Novos casos de obesidade estão aumentando mais rapidamente em adultos jovens na Inglaterra, sugere um estudo, porque aparentemente os 20 e 30 anos são os novos 50 para o desespero metabólico.

As taxas de novos diagnósticos para pessoas na faixa dos 30 anos foram quase 20% maiores em 2024-25 do que em 2019-20, de acordo com o estudo publicado no The Lancet. Para pessoas na faixa dos 20 anos, novos casos saltaram 16%. Esses aumentos foram maiores do que em faixas etárias mais velhas - embora as idades mais comuns para diagnóstico continuem sendo os 40 e 50 anos, então os de meia-idade ainda podem reivindicar a coroa por enquanto.

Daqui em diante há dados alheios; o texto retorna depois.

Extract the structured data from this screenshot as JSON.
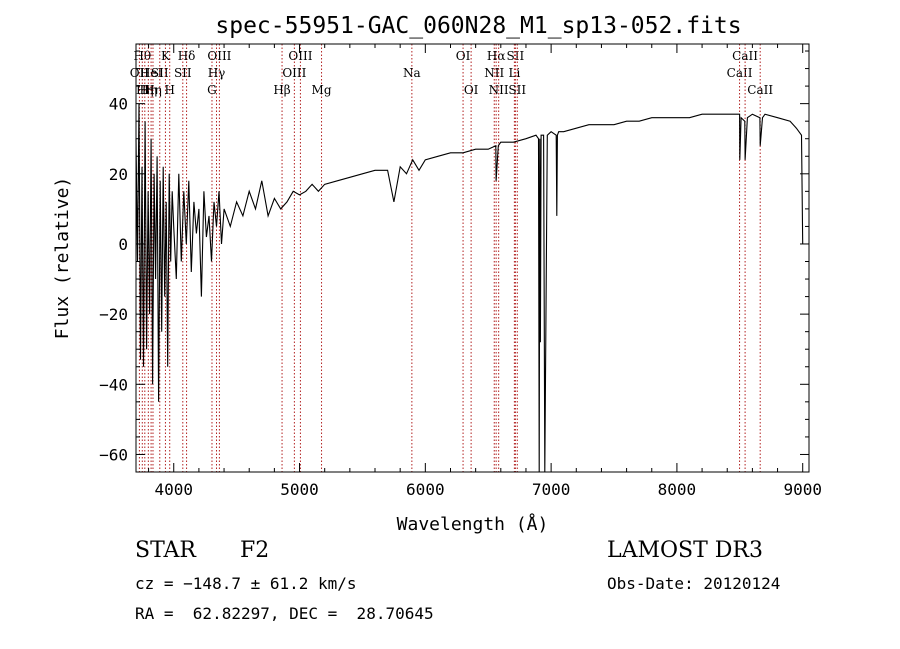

Mas especialistas disseram que a tendência para diagnóstico precoce era preocupante, dado que a obesidade aumenta o risco de doenças como diabetes, doenças cardíacas e câncer. Porque nada diz "juventude adulta" como um risco elevado de tudo que seus avós têm.

Junto com a divisão por faixa etária, a equipe também identificou diferenças significativas entre diferentes grupos étnicos - o início mais precoce da obesidade era mais comum em pessoas não brancas - enquanto as áreas com maiores níveis de privação também viram aumentos mais acentuados. Esses padrões, quando se trata de obesidade, são bem estabelecidos, mas a aceleração de novos casos entre adultos jovens foi mais inesperada, disseram os pesquisadores.

O pesquisador principal, Robert Fletcher, disse que, embora o estudo não tenha investigado as causas por trás do aumento, ele sentiu que havia três fatores-chave: uma infância passada mergulhada em junk food, a pandemia e a crise do custo de vida. "Eles foram cercados por comida não saudável em seus anos de formação", disse ele, observando a proliferação de lanchonetes e anúncios de fast food. Ele também citou o estresse da parentalidade na era da pandemia e a inflação tornando a comida saudável um luxo.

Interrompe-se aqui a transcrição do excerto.